Una donna accende una candela nella chiesa della santa croce a Damasco - Ansa
Quando, quasi per gioco, un gruppetto di ragazzini scrisse su un muro di Daraa: «Dottore, il prossimo sei tu», nessuno pensava che il più inossidabile dei regimi mediorientali sarebbe stato destabilizzato. Fu la scintilla di un terremoto geopolitico che ha colpito inesorabilmente pure l’antica comunità cristiana in Siria. Il processo di pace – indicato dalla risoluzione 2254 del Consiglio di sicurezza – è «a un punto morto», ha constatato amaramente il cardinale Mario Zenari. Il nunzio apostolico a Damasco, intervistato da "Vatican News", ricorda l’intervento del 9 febbraio al palazzo di Vetro dell’inviato speciale Onu per la Siria: è ora più che mai necessaria «una diplomazia internazionale costruttiva sulla Siria, sia per il proseguimento della riforma costituzionale, sia per il processo di pace in genere».
La Siria di oggi rispetto a 10 anni fa, ha aggiunto il nunzio apostolico, ha il volto di un Paese sfigurato «dove mancano diverse categorie di persone: i morti del conflitto ammontano a circa mezzo milione; 5,5 milioni sono i rifugiati siriani nei Paesi vicini; altri 6 milioni vagano, talora a più riprese, da un villaggio all’altro come sfollati interni. Manca, inoltre, circa un milione di persone emigrate. Mancano i giovani, l’avvenire del Paese». E «manca più della metà dei cristiani» passati da 1 milione 200mila a, si stima 550mila. Un Paese dove ora «mancano i papà, e talvolta anche le mamme, per tanti bambini», mancano scuole, ospedali, personale medico per l’emergenza Covid-19. Mancano fabbriche e attività produttive. «Sono spariti interi villaggi e quartieri, rasi al suolo e spopolati. È stato dilapidato il celebre patrimonio archeologico, che attirava visitatori da ogni parte del mondo. È stato intaccato gravemente il tessuto sociale, ossia il mosaico di convivenza esemplare tra gruppi etnici e religiosi». E se in «diverse regioni della Siria, da un po’ di tempo non cadono più bombe», è scoppiata «la bomba della povertà», aggiunge Zenari che ricorda come il 90% della popolazione vive – dato peggiore al mondo – sotto la soglia della povertà. Con la lira siriana super svalutata e la mancanza di lavoro «la gente chiama questa fase del conflitto guerra economica», conclude il nunzio apostolico. Sono 12,4 milioni – secondo l’ultimo rapporto disponibile sul sito di Caritas Italiana – le persone che non riescono a coprire i propri bisogni alimentari, di cui 1,3 milioni in grave insicurezza alimentare. Un numero mai raggiunto in precedenza.

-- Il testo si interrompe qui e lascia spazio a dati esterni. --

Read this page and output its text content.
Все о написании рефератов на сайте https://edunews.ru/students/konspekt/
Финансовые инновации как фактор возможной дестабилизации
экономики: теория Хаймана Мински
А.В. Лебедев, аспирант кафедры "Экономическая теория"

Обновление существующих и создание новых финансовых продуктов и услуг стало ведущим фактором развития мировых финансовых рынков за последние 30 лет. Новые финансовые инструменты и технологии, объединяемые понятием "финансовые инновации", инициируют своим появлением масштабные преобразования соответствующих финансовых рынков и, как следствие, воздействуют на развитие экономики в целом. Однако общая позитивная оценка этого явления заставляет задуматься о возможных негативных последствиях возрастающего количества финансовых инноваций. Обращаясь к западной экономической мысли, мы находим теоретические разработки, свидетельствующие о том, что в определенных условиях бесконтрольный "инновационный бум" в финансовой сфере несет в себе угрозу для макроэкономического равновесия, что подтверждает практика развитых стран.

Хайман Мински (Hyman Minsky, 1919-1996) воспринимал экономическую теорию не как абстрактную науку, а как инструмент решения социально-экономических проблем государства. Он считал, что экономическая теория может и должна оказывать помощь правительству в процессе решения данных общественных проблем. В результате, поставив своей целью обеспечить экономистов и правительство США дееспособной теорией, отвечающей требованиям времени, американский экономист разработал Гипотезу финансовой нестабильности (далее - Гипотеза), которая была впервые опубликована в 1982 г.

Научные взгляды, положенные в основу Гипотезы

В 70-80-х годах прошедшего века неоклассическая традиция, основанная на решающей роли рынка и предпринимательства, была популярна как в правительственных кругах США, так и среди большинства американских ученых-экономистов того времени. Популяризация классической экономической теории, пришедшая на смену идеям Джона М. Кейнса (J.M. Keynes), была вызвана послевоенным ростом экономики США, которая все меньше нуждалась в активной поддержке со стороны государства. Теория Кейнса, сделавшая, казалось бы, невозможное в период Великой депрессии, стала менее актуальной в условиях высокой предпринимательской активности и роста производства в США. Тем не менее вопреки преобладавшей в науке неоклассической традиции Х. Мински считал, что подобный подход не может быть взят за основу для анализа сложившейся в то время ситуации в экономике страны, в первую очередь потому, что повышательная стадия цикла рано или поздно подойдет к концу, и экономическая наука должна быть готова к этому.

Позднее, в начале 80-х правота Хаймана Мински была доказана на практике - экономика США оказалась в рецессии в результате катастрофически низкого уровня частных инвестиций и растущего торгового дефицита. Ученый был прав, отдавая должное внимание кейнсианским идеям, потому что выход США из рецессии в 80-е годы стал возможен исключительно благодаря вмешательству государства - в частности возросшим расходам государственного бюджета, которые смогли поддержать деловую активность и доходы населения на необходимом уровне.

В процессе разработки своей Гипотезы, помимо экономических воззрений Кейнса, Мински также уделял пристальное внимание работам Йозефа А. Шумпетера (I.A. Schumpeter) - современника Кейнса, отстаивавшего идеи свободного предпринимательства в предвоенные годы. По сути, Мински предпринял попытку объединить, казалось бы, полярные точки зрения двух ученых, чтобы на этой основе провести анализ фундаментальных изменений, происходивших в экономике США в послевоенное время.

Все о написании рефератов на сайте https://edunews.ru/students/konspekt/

Restare in Siria, dopo 10 anni di guerra civile, per i cristiani che la abitano da quasi due millenni, è una a dir poco coraggiosa: «Ringraziamo tutte le famiglie che sono rimaste, pur rispettando e comprendendo chi, per proteggere la propria famiglia, ha scelto l’esilio. E ora siamo in una guerra economica», afferma monsignor Youanna Jihad Battha. «La Siria è la porta dell’Oriente. Dopo dieci anni speriamo nella pace e nella stabilità, nell’apertura di tutti i corridoi, anche di quelli diplomatici», conclude il vescovo di rito siro antiocheno di Damasco.
«Non si vede una via di uscita da questa crisi, la nostra è una sofferenza che dura da dieci anni, per quanti anni ancora continuerà?», si domanda padre Ibrahim Alsabagh, parroco di Aleppo. Una crisi che, come una piovra, colpisce la vita di ogni famiglia: «Una madre, che ha la fortuna di avere un lavoro, mi ha detto che dopo aver incassato il salario, è andata con sua figlia per comperarle delle scarpe, le uniche scarpe che sua figlia aveva non potevano più essere usate. Il prezzo di un nuovo paio di scarpe era i tre quarti del suo salario. In preda alla tristezza, sono tornate a casa senza niente». Il francescano potrebbe raccontare decine di episodi simili: «Non è per una motivazione banale che molte delle nostre donne sono cadute in depressione e soffrono di palpitazione cardiaca» mentre «un gran numero di padri di famiglia che si sono suicidati dalla disperazione». La chiesa, come durante l’assedio – conclude il parroco di Aleppo – cerca di sostenere la popolazione. Ma una soluzione, dieci anni dopo, è ancora lontana per i cristiani e per tutti i cittadini siriani.